In a recent N.Y. Times article (, a palliative care doctor made the argument that many patients and caregivers underestimate the burdens of helping someone die at home. They may not understand that, as patients get closer to death, the care they need increases. They make need help getting dressed, getting to the bathroom or to a chair by the TV. Ultimately, they may not be able to leave the bed at all and may be unconscious much of the time, especially if they are in a lot of pain.

Physical homecare is expensive, often running $40 an hour or more for the simplest kind of help, and there is usually a minimum number of hours you required to pay for each day. An in-home aid can easily cost $150 a day, plus the cost of a hospital bed rental and supplies like diapers, oxygen, bandages, laundry, etc. and the fuss of feeding and comforting visitors. Home hospice care may provide several hours of nursing a week as well as the supplies and medicines the patient will need, but hospice does not provide daily physical help at home.

A good alternative to home care is a stand-alone hospice, where patients can receive palliative care and psychological counseling, but such places are few and far between. A Hospice facility can be a wonderful place for the patient and family to spend end of life, but it is pricey, sometimes as high as $400-$500 a day, and only patients who agree to forgo all curative treatment can be admitted. This requirement was based on the effort to makes hospice less expensive, but it makes less and less sense as time goes on and the line between symptom relief and curative treatments becomes blurred ( Perhaps admission should be more about what kind of treatment patients need and less on what it costs.

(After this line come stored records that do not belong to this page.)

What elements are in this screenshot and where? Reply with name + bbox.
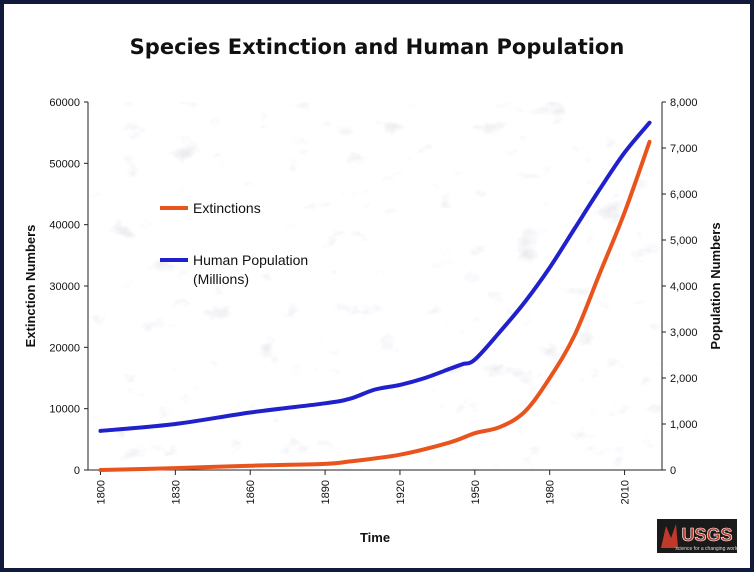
- y-right-tick-label: 7,000: [670, 143, 698, 155]
- y-right-tick-label: 8,000: [670, 97, 698, 109]
- usgs-logo-mark: [661, 524, 678, 548]
- y-right-tick-label: 4,000: [670, 281, 698, 293]
- y-left-tick-label: 10000: [49, 404, 80, 416]
- usgs-logo: USGS science for a changing world: [657, 519, 739, 553]
- axes: 0 10000 20000 30000 40000 50000 60000 0 1,000 2,0…: [49, 97, 697, 504]
- x-tick-label: 1890: [320, 480, 332, 504]
- y-left-tick-label: 30000: [49, 281, 80, 293]
- x-tick-label: 1950: [470, 480, 482, 504]
- y-axis-right-label: Population Numbers: [708, 222, 723, 349]
- y-right-tick-label: 3,000: [670, 327, 698, 339]
- y-left-tick-label: 50000: [49, 158, 80, 170]
- usgs-logo-tagline: science for a changing world: [675, 546, 739, 552]
- plot-area-background: [88, 102, 662, 470]
- y-left-tick-label: 20000: [49, 342, 80, 354]
- x-tick-label: 1800: [95, 480, 107, 504]
- x-tick-label: 1980: [545, 480, 557, 504]
- y-right-tick-label: 5,000: [670, 235, 698, 247]
- x-tick-label: 1860: [245, 480, 257, 504]
- series-lines: [98, 120, 652, 472]
- extinctions-line: [98, 139, 652, 472]
- x-axis-label: Time: [360, 530, 390, 545]
- y-axis-left-label: Extinction Numbers: [23, 225, 38, 348]
- x-tick-label: 1830: [170, 480, 182, 504]
- usgs-logo-text: USGS: [681, 525, 732, 545]
- y-right-tick-label: 2,000: [670, 373, 698, 385]
- legend: Extinctions Human Population (Millions): [160, 200, 312, 287]
- y-left-tick-label: 60000: [49, 97, 80, 109]
- y-right-tick-label: 0: [670, 465, 676, 477]
- y-left-tick-label: 0: [74, 465, 80, 477]
- population-line: [98, 120, 652, 433]
- y-left-tick-label: 40000: [49, 220, 80, 232]
- x-tick-label: 1920: [395, 480, 407, 504]
- y-right-tick-label: 1,000: [670, 419, 698, 431]
- legend-label-population: Human Population (Millions): [193, 252, 312, 287]
- x-tick-label: 2010: [620, 480, 632, 504]
- legend-label-extinctions: Extinctions: [193, 200, 261, 216]
- chart-title: Species Extinction and Human Population: [130, 35, 625, 59]
- y-right-tick-label: 6,000: [670, 189, 698, 201]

At home, caregivers often face flare-ups in pain and other symptoms that they are ill-equipped to handle, like intense pain or difficulty breathing. Most home hospice care does not include intravenous delivery of pain medication (which is the most effective), and hospice nurses are not available in the middle of the night, except, perhaps, by phone. At the same time, hospice units in hospitals often close because of the restrictions imposed by Medicare on curative treatment, making them less appealing to those who want to continue treatment alongside palliative care.

Trying to meet the needs of the dying can be complicated by the presence of young children in the home, or the arrival of guests who want to say good-bye. Families in the midst of their own grief may feel called upon to deal with the reactions of visitors who fall apart on the way out the door. This issue is especially likely when a younger adults die and their children become helpless bystanders. Children too often take too much responsibility for the well-being of their parents even feeling like they failed when the parent dies. In the hospital or hospice, an abundance of professional helpers can ease their concerns.

None-the-less, over the last few years, more people have now chosen to die at home than in a hospital and research has shown that families experience easier grief and patients are more satisfied when they die at home. So what can you do to make the situation as “doable” as possible?

  1. Expect that the effort to help someone to die at home will be exhausting, both emotionally and physically.
  2. Ask for help. You may not feel like cooking or cleaning while you are caring for someone full-time. Friends are often eager and ready to help with any mundane tasks, but caregivers are notorious for not asking. Get over your embarrassment and reach out!
  3. Engage a home hospice service, either non-profit or for profit, who will send a nurse once or twice a week to check the patient’s vitals and medications, administer specialty care, and advise caregivers on the progress of the disease. Home caregivers should not try to manage dying at home without professional assistance.
  4. Put one of your family members or friends in charge of communication. When someone is dying, there are often incessant phone calls and emails from people seeking information or trying to help you organize and survive your experience. Have an email and phone list handy and instruct the communicator about what you want to say and have them answer any follow-up questions.
  5. Be prepared to put your life on hold. You will need to take a leave or vacation. Caregiving for a dying patient is a full-time job unless you can afford for someone to be there physically day and night.
  6. And probably most important, be sure that you take good care of yourself. Be in touch with a counselor or join one of the many on-line groups for caregivers. Hospices often offer free services for caregivers and bereavement counseling after the patient has died. Be sure you eat well, get exercise and rest when you can. Meditation, prayer and daily rituals like warm baths or back rubs can make all the difference.

As my yoga teacher one told me “You should be taking care of others from what runs over your cup, not from the dregs at the bottom.”